Basically correct. It’s not a matter of delay, but of forcing a messy collapse.

They want to stop the Affordable Care Act and are making impossible demands to do so. They have not actually passed a mandate delay independent of actually cancelling the Act, because they are not so anti-insurance company as to do that. But they are creating enough of a FUD factor to possibly deter insurance companies from participating in the exchanged in the future.

Any kind of one year delay is insincere because the insurance companies would know the GOP would do the same thing again in a year and thus some (many, most?) would not participate for 2015. I know people dislike insurance companies, but given that the GOP blocked single payer, the welfare of the insurers is tied to this. And you can’t have insurance in an atmosphere where there are impossible-to-calculate political risks.

What’s most important? Servicing the debt? Paying soldiers? Supporting the elderly? Keeping the nation’s hospitals from going bankrupt? Providing food and education for the next generation coming? You are thinking it is the first, I’m almost thinking it is the last, and President Obama must be thinking that he’ll be accused of being a dictator regardless of what choices he makes.

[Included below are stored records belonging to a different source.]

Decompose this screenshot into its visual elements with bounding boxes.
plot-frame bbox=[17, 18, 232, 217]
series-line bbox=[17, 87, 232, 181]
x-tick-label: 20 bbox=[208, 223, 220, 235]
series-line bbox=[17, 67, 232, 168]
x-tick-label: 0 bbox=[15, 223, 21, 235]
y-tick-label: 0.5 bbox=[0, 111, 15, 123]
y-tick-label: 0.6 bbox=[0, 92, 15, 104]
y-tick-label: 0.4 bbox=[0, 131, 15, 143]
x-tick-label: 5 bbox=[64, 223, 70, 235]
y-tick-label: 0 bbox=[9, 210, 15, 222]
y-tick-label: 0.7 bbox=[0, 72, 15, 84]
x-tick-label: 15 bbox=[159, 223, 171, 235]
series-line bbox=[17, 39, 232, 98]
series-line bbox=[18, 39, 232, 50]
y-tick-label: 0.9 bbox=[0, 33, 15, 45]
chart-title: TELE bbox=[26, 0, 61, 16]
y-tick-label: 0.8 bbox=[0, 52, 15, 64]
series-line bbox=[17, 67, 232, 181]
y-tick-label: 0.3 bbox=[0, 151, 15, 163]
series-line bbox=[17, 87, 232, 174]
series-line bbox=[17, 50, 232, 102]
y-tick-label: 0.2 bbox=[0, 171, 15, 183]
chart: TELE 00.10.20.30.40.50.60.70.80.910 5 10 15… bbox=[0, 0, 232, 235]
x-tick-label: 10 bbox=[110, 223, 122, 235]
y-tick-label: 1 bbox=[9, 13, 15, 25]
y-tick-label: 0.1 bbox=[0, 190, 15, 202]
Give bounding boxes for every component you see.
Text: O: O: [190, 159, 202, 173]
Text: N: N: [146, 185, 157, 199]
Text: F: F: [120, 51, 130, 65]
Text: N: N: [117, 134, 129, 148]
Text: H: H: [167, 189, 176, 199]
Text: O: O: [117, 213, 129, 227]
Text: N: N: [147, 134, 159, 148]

GOP demands aren’t just unreasonable, but impossible.

Here’s where this argument breaks down for me (for only the individual mandate delay and not “defunding” for a year):
The Employer Mandate was also included in those calculations, but employers have been given a deferral by the administration. Insurance companies were expecting to also get a flood of new small/medium business insurances rolling.

It seems to me that stubbornness on the part of the individual mandate delay is more along the lines of getting numbers on paper that say “x people signed up through the exchanges! It’s a success!” This is obviously advantageous to have as a political claim, but one that can’t be made if the individual mandate is delayed.